Three Trapped Tigers has been translated into electric English by Donald Gardner and Suzanne Jill Levine, in collaboration with the author. I don’t know why any human beings should wish to attempt a task as difficult as this – perhaps because it was there; at any rate, they have performed the translator’s most invaluable function, acting as linguistic jump-leads and enabling us to recharge the batteries of our played-out literature from the power source that is the imagination of Guillermo Cabrera Infante.
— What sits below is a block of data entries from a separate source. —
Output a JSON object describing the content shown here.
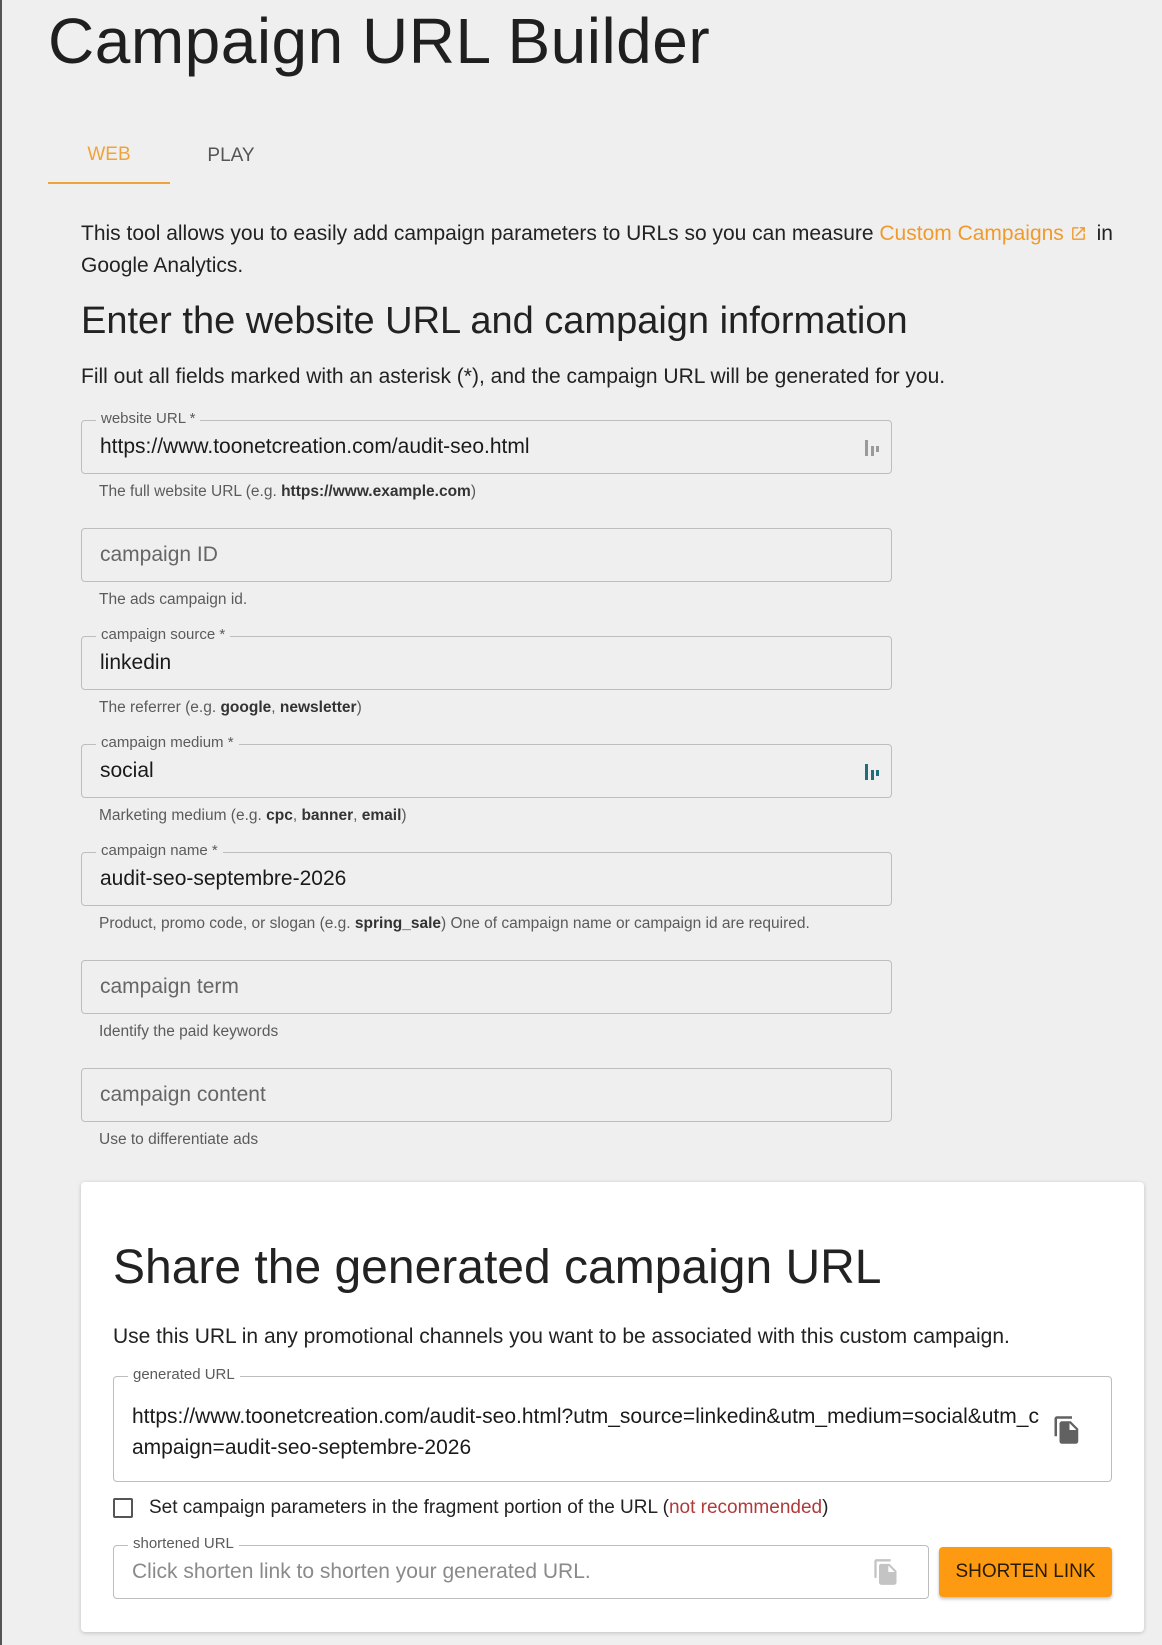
{
  "page_title": "Campaign URL Builder",
  "tabs": [
    {
      "label": "WEB",
      "active": true
    },
    {
      "label": "PLAY",
      "active": false
    }
  ],
  "intro": {
    "text_before": "This tool allows you to easily add campaign parameters to URLs so you can measure ",
    "link_text": "Custom Campaigns",
    "text_after": " in Google Analytics."
  },
  "form": {
    "title": "Enter the website URL and campaign information",
    "description": "Fill out all fields marked with an asterisk (*), and the campaign URL will be generated for you.",
    "website_url": {
      "label": "website URL *",
      "value": "https://www.toonetcreation.com/audit-seo.html",
      "helper_prefix": "The full website URL (e.g. ",
      "helper_bold": "https://www.example.com",
      "helper_suffix": ")"
    },
    "campaign_id": {
      "placeholder": "campaign ID",
      "helper": "The ads campaign id."
    },
    "campaign_source": {
      "label": "campaign source *",
      "value": "linkedin",
      "helper_prefix": "The referrer (e.g. ",
      "helper_bold_1": "google",
      "helper_sep": ", ",
      "helper_bold_2": "newsletter",
      "helper_suffix": ")"
    },
    "campaign_medium": {
      "label": "campaign medium *",
      "value": "social",
      "helper_prefix": "Marketing medium (e.g. ",
      "helper_bold_1": "cpc",
      "helper_sep_1": ", ",
      "helper_bold_2": "banner",
      "helper_sep_2": ", ",
      "helper_bold_3": "email",
      "helper_suffix": ")"
    },
    "campaign_name": {
      "label": "campaign name *",
      "value": "audit-seo-septembre-2026",
      "helper_prefix": "Product, promo code, or slogan (e.g. ",
      "helper_bold": "spring_sale",
      "helper_suffix": ") One of campaign name or campaign id are required."
    },
    "campaign_term": {
      "placeholder": "campaign term",
      "helper": "Identify the paid keywords"
    },
    "campaign_content": {
      "placeholder": "campaign content",
      "helper": "Use to differentiate ads"
    }
  },
  "share": {
    "title": "Share the generated campaign URL",
    "description": "Use this URL in any promotional channels you want to be associated with this custom campaign.",
    "generated_url_label": "generated URL",
    "generated_url": "https://www.toonetcreation.com/audit-seo.html?utm_source=linkedin&utm_medium=social&utm_campaign=audit-seo-septembre-2026",
    "fragment_checkbox_text": "Set campaign parameters in the fragment portion of the URL (",
    "fragment_not_recommended": "not recommended",
    "fragment_suffix": ")",
    "fragment_checked": false,
    "shortened_url_label": "shortened URL",
    "shortened_url_placeholder": "Click shorten link to shorten your generated URL.",
    "shorten_button": "SHORTEN LINK"
  },
  "colors": {
    "accent": "#f0a33a",
    "button": "#fd9a12",
    "warning_text": "#b03a3a"
  }
}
They tell me the English are particularly reluctant to buy translations of ‘foreign’ novels, but just in case superlatives will help to sell a few extra copies, I provide the following selection (choose to taste): TTT is the most exciting/sexiest/funniest/noisiest/most imaginative/most evocative novel anyone, even an Englishman, could wish to read. It’s a Cuba Libre of a book, a daiquiri cocktail, or perhaps a literary version of the drink which Silvestre calls ‘a mojito ... this Cuban mint julep which is a metaphor of Cuba. Water, vegetation, sugar (brown), rum and artificial cold. Mix and strain, stir till glass frosts, spin rim in sugar (white). Serves seven (million) people.’ Cheers.